Why it matters for manufacturers

CMMC is becoming a condition of doing business, not a nice-to-have. Under the program’s phased rollout, certification requirements began appearing as a clause in DoD solicitations in 2025 and ramp toward full inclusion across new contracts over the following years. A contractor that cannot demonstrate the required level at award is, in plain terms, ineligible - an existential issue for a job shop that depends on defense revenue, not an IT problem.

There is also a near-term gate with teeth. Contractors handling CUI must have a current NIST SP 800-171 self-assessment score posted in the DoD’s Supplier Performance Risk System (SPRS). The score starts at 110 and subtracts weighted points for each unmet control, so it can be negative. Primes increasingly check SPRS scores before subcontracting, so a weak or missing score can cost you work before a formal CMMC assessment is ever scheduled.

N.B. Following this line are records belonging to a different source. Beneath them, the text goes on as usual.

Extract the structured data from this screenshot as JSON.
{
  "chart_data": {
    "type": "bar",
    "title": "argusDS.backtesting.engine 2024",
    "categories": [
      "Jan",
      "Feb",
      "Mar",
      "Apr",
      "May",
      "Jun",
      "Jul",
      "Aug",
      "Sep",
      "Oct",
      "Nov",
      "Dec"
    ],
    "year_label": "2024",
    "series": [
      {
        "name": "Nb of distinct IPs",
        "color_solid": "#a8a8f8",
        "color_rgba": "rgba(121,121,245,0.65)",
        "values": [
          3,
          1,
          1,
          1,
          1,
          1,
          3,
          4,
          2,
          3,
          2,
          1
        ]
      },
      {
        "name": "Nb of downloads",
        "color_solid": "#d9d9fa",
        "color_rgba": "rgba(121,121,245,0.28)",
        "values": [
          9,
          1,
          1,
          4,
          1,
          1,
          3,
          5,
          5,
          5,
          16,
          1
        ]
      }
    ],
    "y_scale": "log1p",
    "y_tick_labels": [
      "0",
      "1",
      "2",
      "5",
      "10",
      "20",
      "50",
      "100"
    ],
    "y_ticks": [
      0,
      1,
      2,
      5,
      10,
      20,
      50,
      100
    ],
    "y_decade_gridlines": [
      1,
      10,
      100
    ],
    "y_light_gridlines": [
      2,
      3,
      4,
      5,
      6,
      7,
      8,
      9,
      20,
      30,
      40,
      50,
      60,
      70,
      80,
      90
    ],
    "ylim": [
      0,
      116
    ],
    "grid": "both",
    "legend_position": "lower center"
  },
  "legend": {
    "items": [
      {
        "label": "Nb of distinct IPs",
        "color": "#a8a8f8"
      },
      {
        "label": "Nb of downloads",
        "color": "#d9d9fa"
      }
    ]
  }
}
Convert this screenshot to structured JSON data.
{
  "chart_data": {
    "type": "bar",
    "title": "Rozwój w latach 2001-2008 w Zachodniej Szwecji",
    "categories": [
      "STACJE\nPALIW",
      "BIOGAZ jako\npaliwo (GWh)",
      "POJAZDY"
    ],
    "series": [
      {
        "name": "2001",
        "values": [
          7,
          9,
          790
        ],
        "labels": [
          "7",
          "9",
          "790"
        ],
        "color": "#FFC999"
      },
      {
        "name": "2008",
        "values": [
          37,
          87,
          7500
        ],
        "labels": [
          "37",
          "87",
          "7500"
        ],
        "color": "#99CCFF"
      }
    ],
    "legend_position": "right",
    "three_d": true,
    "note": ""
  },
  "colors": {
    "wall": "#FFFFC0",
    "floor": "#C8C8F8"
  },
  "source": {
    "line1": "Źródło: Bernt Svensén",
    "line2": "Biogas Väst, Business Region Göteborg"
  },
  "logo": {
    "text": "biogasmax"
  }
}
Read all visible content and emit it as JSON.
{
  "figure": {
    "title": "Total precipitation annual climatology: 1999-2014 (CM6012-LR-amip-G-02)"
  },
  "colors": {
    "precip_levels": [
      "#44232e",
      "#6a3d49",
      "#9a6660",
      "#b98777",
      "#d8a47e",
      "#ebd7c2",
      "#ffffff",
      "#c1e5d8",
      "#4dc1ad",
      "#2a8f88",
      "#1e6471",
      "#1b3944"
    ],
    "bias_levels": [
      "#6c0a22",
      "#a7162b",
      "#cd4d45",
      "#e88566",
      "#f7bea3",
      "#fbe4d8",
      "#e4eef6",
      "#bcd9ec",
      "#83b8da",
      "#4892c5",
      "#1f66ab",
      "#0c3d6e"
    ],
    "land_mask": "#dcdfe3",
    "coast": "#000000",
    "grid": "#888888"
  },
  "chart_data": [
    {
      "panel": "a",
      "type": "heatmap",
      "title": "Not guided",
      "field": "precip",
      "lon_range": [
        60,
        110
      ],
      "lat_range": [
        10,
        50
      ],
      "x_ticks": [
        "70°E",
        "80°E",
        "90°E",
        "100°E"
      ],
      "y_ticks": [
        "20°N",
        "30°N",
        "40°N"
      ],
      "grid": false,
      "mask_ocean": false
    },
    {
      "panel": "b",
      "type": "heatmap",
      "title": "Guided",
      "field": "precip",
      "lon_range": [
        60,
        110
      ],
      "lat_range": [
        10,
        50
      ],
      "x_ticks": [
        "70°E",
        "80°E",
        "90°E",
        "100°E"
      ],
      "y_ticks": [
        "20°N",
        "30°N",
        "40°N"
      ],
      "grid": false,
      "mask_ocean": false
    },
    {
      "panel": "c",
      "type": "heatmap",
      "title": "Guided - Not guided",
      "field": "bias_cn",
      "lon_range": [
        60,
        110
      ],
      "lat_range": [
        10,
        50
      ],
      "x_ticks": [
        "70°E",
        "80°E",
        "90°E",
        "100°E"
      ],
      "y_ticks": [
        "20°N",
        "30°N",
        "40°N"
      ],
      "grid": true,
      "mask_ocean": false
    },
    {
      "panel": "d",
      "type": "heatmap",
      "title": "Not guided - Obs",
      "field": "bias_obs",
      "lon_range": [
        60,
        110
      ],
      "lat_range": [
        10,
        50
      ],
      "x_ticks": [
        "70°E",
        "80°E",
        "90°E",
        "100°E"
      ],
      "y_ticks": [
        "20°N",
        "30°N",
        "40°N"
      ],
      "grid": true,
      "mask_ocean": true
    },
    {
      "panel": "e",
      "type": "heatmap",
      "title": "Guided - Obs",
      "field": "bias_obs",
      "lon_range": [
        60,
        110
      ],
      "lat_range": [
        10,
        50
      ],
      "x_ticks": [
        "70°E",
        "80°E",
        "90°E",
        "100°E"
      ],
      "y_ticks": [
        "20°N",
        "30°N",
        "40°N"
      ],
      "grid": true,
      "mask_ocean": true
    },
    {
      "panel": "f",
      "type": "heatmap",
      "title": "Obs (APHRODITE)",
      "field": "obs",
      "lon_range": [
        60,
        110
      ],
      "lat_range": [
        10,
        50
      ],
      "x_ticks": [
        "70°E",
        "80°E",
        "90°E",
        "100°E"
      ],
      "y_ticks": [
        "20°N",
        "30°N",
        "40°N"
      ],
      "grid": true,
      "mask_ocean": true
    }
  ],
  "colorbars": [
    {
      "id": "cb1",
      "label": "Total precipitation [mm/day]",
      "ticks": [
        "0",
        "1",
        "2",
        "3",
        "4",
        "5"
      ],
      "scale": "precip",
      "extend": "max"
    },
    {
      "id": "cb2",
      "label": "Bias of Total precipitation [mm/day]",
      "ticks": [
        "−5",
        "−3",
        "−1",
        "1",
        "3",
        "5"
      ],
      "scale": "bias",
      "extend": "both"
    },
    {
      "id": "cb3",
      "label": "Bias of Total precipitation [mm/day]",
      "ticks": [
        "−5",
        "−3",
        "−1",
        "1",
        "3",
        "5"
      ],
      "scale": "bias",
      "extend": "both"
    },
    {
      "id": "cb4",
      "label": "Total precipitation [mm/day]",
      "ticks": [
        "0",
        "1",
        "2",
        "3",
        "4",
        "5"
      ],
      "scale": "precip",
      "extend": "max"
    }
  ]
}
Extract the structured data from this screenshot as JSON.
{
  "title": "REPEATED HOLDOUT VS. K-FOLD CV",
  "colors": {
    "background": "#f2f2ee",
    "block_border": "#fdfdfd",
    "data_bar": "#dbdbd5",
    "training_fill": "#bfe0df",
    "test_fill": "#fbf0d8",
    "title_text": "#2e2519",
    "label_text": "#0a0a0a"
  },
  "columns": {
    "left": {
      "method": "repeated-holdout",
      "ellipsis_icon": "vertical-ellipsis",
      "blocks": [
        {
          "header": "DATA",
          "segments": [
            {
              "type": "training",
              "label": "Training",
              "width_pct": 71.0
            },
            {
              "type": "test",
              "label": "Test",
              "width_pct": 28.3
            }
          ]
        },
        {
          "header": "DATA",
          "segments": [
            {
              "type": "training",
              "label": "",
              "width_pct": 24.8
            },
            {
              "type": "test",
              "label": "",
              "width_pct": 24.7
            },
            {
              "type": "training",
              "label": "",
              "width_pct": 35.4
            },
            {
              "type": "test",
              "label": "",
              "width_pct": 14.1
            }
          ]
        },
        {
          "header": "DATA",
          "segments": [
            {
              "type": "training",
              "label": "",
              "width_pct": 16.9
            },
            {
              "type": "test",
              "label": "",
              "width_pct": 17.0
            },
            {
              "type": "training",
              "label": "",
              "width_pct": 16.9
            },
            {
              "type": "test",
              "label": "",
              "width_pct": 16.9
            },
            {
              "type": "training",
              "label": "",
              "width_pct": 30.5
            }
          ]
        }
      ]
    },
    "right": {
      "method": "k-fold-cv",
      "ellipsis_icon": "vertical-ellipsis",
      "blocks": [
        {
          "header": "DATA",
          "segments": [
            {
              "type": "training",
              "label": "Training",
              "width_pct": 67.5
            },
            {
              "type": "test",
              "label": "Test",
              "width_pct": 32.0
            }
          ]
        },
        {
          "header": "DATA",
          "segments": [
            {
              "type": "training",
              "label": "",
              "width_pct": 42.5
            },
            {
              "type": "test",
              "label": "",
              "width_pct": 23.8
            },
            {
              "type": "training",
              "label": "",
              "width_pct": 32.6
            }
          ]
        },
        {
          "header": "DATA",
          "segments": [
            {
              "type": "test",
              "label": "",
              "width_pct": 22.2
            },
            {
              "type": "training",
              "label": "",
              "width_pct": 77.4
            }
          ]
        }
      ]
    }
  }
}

The requirement also flows down: a prime that needs Level 2 pushes equivalent obligations to the suppliers who touch the same CUI, so tier-two and tier-three shops who assume CMMC is “the prime’s problem” are often the ones scrambling when a flow-down clause lands.

How a manufacturer meets the requirement

Readiness is a sequence, not a purchase, and it breaks into a few concrete stages.

Scope the environment. Identify exactly where FCI and CUI live - which workstations, file shares, ERP and MES systems, email, and machine controllers store or transmit it. The smaller the scope, the cheaper and faster certification becomes, so many shops create an enclave that keeps CUI off the rest of the network.

Assess against the 110 controls. NIST SP 800-171 organizes its requirements into 14 families - access control, audit and accountability, configuration management, identification and authentication, incident response, media protection, physical protection, and more. You evaluate each control as met or not met and document the result.

Write the SSP and POA&M. Two documents are non-negotiable. The System Security Plan (SSP) describes how each control is implemented; the Plan of Action and Milestones (POA&M) lists every gap, its remediation step, and a target date. Assessors expect both, and an SSP that does not match reality is a fast way to fail.

Remediate the gaps. Most of the effort lives here: enabling multifactor authentication, FIPS-validated encryption of CUI at rest and in transit, restricting removable media, tightening least-privilege access, centralizing audit logging, and proving you can detect and report incidents. Each closed gap raises your SPRS score.

Because much CUI lives inside production records - routings, inspection results, traceability data, document revisions - the ERP that runs the floor either helps or hurts your CMMC posture. A platform like Cortrova is built CMMC 2.0 Level 2 ready, with role-based access control, complete audit logging, and document control in every module, and it can deploy on-premises or fully air-gapped when CUI cannot leave the facility. The same system producing the work also produces the evidence that it was protected.

What to watch for

A few traps catch manufacturers repeatedly. Do not over-scope - letting CUI sprawl across every laptop and shared drive turns a manageable assessment into an expensive one. Do not confuse a self-assessment with certification: Level 2 self-assessment is allowed for some contracts, but a senior official must affirm the score, and a knowingly false affirmation carries False Claims Act liability. Do not treat the POA&M as a permanent parking lot - CMMC limits which controls can stay open and sets a strict closeout window. And do not buy tools before scoping, because security products nobody operates produce no evidence and no score improvement.

CMMC 2.0 rewards manufacturers who treat information protection as part of how the shop runs, not as a binder assembled the week before an audit. Define your scope, implement the 110 controls where CUI actually lives, keep your SPRS score honest, and make sure the systems on your floor generate the proof.